The world is watching to see what happens next. Will there be a Libya-style operation to protect Syrian civilians from the military onslaught being waged in several cities? Will a coalition of Arab and Western nations begin to provide effective covert support to the opposition, providing the three things needed for a successful insurgency - money, weapons and training? Or will there be a series of increasingly harsh economic sanctions imposed on the country - I mean real sanctions, not the laughable European Union cutoff of luxury goods to the al-Asad family? (See my earlier article, EU luxury sanctions against Syria - is the best you can do?) I am not sanguine that anything is in works.
Why not? Simple. The Russians and the Chinese will not support real action against Syria, and the Obama Administration is too focused on its upcoming tight re-election campaign.

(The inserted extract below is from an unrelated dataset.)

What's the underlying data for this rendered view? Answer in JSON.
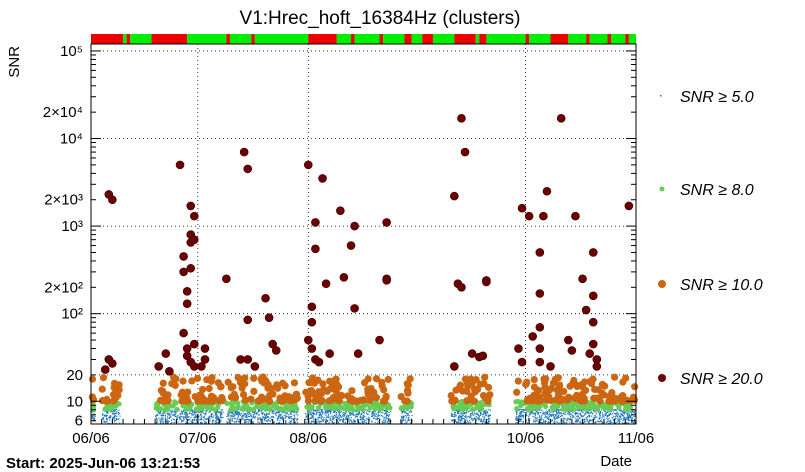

It has adopted a very passive observer role, hoping that others will solve the problem, much like the role we have seen this Administration take in regards to the Iranian nuclear issue. Ignore it and hope it either goes away when Tehran announces its nuclear weapons capability, or condemn the Israelis when they attempt to destroy the program.
In the case of Syria, the Administration has put its stock in several "other people's solutions." There is the doomed-from-the-start Annan initiative that virtually no one who knows anything about Syria (and I do not include Kofi Annan in that group) thought would succeed. Under that plan, about a third of the 300 unarmed UN military observers are in Syria.
Since the beginning of the Annan "ceasefire," over 1000 Syrians have died, including 55 in a car bomb attack in a section of Damascus that is home to a major intelligence facility. The facility in the al-Qazzaz neighborhood, located at the intersection of the Airport Road and the Southern Bypass, is pretty heavily guarded - I could never get near it. Now we see Syrian crowds demonstrating against the UN observers.
Then there is the hope that at some point new-again Russian President Vladimir Putin will renounce his staunch support for Bashar al-Asad and support tough United Nations measures. It does not appear this is going to happen. Putin just announced that he will forgo the U.S.-hosted Group of Eight meetings - not exactly an indicator of impending cooperation with the leading nations of the world.
If the Administration is hoping that NATO or European nations are about to form a coalition and militarily intervene in Syria, they are going to be disappointed. France, who took the lead in forming a coalition for last year's military operations against Libya's armed forces, has undergone a major political change. A new president, a socialist, will take office in mid-May and has already announced plans to withdraw French troops two years early from its NATO commitment in Afghanistan. To think a President Hollande is going to commit French forces to Syria is a bit naive.
If the Administration is hoping that the Syrian opposition will somehow gel into an organization with the capability to stand up to the al-Asad regime backed by tanks, artillery and air power, I assess that without external assistance, it is only a matter of time before the government forces prevail. That's a polite way of saying that there will be a bloodbath - the Syrian regime is not known for restraint when it comes to its own survival in power.
U.S. Secretary of Defense Leon Panetta stated that the Pentagon has a series of contingency plans to intervene if ordered to do so by the President. The plans reportedly include establishment of safe areas as well as an air assault on Syrian military forces. That's all well and good, but the planning is useless to the Syrian opposition if the President does not give the orders.
The Gulf States, the Europeans and most importantly, the Syrian people are looking for some kind of American leadership. In Libya, we adopted the nonsensical "leading from behind" construct. It Syria, we are not leading at all.